Неожиданно крючкообразный нос расплывался в картофелину, острый подбородок делался пухлым, щёки — каждая с хорошую леиёшку. И вот она уже не Черкасиха, а дородная тётка Нюрка Шилова с городским выговором и язвительным язычком.
Всё на свете знала бабушка Черкасова: кто при смерти, у кого кто народился, кто от кого с кем гульнул, кто подрался. Сплетня, доведенная до артистизма, она уже и сплетней переставала быть. Черкасихе верили, поддакивали, долго пребывали под её чарами.
Семидесяти летняя Графена чрезвычайно страстно любила париться в бане. В раскалённом, замутняющем сознание воздухе она с таким же остервенением истязалась березовым веником, что мужики в предбаннике крякали от сочувствия. Адские сковородки — подобие полка, на котором извивалась верхнемазинская Баба-Яга. Парилась она в танковом шлеме своего сына фронтовика, пряча волосы, чтобы они не секлись от пылу.
— Васька, во-о-оды! — вопила она своему старшему сыну. И голенастый сутулый дядя Вася Черкасов срывался к речке, громыхал и булькал вёдрами, на ощупь, как артиллерист снаряды, впихивал воду в дверной проём. Черкасиха с воем и странными звуками «даб-даб-даб-дао» поддавала ледяную жидкость в разъяренное жерло печурки. — Васька, воды, окаянный!
Вываливалась в предбанник медно-красная, безжизненная, падала на лавку, топко запорошенную ржаной соломой, куталась в полушубок. Отходила. В предбаннике всегда кто-то был.

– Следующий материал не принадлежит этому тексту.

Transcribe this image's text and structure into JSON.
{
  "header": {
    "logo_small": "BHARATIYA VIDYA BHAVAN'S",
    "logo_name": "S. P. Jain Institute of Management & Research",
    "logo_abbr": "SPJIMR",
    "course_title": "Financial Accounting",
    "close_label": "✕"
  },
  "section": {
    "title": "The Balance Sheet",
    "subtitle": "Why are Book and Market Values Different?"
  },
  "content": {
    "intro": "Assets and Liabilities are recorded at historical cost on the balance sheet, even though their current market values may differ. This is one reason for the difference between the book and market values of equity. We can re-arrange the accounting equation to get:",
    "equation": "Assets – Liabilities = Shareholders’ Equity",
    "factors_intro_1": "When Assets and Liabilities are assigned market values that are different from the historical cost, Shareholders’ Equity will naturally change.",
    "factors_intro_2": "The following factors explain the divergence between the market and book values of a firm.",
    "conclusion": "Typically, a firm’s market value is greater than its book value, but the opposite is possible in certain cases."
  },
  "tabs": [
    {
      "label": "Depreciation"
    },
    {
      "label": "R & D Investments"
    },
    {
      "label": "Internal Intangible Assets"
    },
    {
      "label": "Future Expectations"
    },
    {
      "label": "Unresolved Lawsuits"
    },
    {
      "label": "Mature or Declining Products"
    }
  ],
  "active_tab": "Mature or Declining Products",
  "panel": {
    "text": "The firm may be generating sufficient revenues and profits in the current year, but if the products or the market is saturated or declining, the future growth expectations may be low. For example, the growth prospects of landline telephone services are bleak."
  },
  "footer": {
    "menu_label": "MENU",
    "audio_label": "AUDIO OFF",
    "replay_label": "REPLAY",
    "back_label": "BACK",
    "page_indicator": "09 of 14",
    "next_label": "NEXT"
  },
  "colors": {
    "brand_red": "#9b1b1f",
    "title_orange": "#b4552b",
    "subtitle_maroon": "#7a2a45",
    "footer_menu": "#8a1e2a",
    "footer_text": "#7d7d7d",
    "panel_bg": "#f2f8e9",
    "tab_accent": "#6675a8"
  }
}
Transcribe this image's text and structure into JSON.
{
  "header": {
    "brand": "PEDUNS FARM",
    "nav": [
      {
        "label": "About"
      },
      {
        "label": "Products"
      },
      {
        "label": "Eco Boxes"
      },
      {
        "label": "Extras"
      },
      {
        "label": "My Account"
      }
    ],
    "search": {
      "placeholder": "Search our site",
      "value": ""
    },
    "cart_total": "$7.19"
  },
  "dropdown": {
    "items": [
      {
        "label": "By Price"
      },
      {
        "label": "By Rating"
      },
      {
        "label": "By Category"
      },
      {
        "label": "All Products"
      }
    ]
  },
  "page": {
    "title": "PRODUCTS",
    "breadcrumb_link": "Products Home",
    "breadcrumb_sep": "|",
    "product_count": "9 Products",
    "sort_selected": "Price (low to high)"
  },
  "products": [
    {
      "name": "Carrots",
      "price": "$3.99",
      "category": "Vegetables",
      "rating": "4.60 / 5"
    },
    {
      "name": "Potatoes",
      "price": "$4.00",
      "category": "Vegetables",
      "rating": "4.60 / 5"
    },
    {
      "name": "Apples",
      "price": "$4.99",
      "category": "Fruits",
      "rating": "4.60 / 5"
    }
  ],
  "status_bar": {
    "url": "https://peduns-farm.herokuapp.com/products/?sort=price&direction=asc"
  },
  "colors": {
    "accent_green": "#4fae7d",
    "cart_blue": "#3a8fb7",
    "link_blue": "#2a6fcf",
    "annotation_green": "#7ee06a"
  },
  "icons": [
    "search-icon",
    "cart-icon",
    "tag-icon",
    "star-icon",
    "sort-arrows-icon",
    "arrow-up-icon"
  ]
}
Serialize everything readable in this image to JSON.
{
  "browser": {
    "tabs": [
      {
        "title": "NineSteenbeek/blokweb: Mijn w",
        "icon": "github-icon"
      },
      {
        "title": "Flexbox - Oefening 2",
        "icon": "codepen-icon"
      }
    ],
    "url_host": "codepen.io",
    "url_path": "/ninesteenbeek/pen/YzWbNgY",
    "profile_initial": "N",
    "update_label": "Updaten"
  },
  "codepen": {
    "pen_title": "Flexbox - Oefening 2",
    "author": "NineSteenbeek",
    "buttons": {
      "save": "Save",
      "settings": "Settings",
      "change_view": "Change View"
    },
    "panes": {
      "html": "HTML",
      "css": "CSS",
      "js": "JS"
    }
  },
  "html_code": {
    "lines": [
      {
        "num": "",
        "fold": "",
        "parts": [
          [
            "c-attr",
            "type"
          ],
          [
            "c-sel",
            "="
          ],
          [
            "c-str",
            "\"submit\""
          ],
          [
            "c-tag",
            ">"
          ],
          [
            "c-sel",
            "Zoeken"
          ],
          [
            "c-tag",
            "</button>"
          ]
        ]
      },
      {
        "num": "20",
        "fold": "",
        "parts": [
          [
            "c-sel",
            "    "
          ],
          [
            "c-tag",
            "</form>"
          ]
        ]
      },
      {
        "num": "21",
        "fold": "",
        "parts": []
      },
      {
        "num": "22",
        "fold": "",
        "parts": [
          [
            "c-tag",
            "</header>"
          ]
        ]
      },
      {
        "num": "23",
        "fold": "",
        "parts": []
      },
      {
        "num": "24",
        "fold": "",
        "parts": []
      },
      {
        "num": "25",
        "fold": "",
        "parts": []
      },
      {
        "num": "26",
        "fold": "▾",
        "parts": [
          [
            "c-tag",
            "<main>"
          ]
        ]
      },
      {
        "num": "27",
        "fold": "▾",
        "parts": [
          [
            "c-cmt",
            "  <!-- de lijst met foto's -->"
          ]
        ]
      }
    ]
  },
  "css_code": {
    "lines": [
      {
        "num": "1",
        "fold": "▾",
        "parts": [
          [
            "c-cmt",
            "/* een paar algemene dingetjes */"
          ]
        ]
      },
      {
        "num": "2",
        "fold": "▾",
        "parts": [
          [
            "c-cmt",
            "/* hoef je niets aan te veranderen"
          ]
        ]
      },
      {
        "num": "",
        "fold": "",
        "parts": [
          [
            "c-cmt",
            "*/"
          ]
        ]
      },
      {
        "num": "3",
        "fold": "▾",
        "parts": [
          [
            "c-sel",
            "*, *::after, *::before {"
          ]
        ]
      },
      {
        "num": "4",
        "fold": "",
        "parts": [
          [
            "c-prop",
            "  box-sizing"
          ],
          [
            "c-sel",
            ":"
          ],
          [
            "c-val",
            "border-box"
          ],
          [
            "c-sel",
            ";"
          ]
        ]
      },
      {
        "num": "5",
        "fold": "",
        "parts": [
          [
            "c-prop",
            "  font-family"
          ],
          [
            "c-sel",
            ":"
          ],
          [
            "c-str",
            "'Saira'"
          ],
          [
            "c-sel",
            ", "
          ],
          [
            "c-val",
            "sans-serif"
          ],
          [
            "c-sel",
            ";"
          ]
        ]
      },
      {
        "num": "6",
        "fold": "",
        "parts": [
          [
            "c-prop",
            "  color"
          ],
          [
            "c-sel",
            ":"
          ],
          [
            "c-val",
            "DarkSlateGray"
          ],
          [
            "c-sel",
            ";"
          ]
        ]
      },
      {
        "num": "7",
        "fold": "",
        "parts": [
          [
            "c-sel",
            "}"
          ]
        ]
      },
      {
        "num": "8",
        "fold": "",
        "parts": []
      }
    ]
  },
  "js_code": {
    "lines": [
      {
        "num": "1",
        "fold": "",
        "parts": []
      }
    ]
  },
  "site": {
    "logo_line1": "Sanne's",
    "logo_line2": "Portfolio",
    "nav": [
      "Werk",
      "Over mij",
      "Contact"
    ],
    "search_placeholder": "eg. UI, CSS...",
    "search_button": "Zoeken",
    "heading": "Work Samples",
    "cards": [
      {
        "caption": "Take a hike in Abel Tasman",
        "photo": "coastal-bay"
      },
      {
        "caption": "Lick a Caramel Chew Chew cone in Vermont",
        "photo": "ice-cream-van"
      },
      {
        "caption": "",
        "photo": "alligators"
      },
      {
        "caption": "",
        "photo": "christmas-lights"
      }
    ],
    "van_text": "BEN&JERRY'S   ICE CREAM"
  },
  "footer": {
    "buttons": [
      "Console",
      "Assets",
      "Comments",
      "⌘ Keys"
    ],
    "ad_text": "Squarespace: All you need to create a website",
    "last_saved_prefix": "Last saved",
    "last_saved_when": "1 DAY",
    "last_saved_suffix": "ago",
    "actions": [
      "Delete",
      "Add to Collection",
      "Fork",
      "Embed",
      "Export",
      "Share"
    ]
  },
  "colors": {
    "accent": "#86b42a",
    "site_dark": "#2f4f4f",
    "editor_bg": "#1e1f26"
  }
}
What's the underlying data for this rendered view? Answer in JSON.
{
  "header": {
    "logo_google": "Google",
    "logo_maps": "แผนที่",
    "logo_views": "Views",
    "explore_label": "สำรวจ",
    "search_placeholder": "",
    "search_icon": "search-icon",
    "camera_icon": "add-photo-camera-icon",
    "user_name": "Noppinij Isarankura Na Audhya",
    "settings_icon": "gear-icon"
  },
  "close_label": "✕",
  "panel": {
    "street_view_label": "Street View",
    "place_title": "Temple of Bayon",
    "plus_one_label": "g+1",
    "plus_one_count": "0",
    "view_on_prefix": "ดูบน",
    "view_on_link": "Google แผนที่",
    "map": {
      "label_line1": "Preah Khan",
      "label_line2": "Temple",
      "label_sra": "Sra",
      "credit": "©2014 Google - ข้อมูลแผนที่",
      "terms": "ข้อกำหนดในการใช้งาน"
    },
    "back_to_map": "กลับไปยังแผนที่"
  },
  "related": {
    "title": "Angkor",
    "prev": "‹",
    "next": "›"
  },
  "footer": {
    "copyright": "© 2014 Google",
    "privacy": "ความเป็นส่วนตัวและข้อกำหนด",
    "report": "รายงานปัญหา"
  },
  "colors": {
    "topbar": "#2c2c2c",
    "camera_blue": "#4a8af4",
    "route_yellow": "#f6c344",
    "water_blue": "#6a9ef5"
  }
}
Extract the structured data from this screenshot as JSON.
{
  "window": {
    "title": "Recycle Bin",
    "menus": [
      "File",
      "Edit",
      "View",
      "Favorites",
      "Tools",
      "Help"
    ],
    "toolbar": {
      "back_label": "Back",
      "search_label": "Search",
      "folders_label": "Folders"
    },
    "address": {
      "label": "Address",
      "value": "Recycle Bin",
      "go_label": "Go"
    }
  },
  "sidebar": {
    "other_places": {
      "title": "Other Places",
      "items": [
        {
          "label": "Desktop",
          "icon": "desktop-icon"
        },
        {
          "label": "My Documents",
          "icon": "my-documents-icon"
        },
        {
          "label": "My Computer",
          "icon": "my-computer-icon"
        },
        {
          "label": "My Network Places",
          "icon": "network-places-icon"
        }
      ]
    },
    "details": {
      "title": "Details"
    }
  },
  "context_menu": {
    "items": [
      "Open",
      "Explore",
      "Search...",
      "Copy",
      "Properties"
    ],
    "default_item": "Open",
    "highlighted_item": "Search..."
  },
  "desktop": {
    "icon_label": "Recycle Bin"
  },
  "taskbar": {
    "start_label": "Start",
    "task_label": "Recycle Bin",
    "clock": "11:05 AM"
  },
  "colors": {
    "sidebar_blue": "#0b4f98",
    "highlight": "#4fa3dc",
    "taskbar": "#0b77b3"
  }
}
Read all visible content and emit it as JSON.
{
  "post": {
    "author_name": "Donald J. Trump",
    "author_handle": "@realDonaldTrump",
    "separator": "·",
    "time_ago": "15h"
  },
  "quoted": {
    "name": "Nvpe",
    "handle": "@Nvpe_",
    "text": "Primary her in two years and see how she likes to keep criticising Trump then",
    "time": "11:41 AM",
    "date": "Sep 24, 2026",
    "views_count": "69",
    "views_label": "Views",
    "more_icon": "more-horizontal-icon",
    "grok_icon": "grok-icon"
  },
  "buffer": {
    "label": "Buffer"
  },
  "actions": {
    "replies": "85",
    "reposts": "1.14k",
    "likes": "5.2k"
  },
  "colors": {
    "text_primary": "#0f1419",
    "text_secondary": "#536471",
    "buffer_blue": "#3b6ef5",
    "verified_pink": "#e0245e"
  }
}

Минута, другая, третья, и вот вначале одно веко Бабы-Яги дрогнет, приоткроется, потом на лице появляются узкие щёлочки:
— Батюшки-светы! Ба… ба… батюшки, — голосит Черкасиха, — опять к Нюрке Горбушке вертолётчик пристал. Ладный мужичонка, справный. Всамделишный. Тока, чую, из заключения он, оттедова. Папиросочки цедит тонёхонькие, а коробка с папиросами, как вот этот тазик цинковый, ясная. «Позвольте, — грит, — Анна Степановна, вас на кинокартину пригласить». А она-то, финтифлюшка, губы трубочкой, воображает… Привиделось мне нонче, ннда мороз по коже, колдуны наши Паларншиновы, обе двое, к нам па двор сиганули скотину портить, а я на калде спряталась, да как волком завою… Выла-выла, глаза тру: по-у-у — пропали напрочь ведьмы. Только два тенетника в коровьи ясли, в сенцо шмыг шмыг, и след простыл.
— Ух!.. Ух!.. — пыхнула морозом дверь предбанника.
Заскользнул весь прилизанный, в кургузой фуфаечке младший сын Черкасихи Ёхтарный Мар.
— Маманя, сидишь здесь, а Мишка Варламов ероплан смастрячил. Вот, ёхтарный мар, по всему селу как оглашенный носится. Тьфу, еросани, а не ероплан. Сказывают, в Софьино, к зазнобе своей мылится.
Черкасиха, забыв про ведовские свои байки, шустренько оделась, вскочила в чёсанки и воющим снарядом вылетела из предбанника.
Ёхтарный Мар закатился:
— Ловко я её… ик… ик… объегорил… какие там еросани — лабуда одна. Не будет лясы точить, где надо — не надо.
Чуть позже опять хлопает дверь. С ведром воды на цыпочках, крадучись, является Черкасиха, наглухо пучками соломы затыкает глубокие банные отдушины. Ловко сигает в баньку к мурлыкающему сыну, и там хлесть водой в раскалённую печурку, скок назад, в предбанник, а банную дверь — на крючок.
— Пусти-и-и, ёхтарный мар, воздуху нету, — свирепо негодует брехливый сыночек. — Люди добрые, задыхаюсь!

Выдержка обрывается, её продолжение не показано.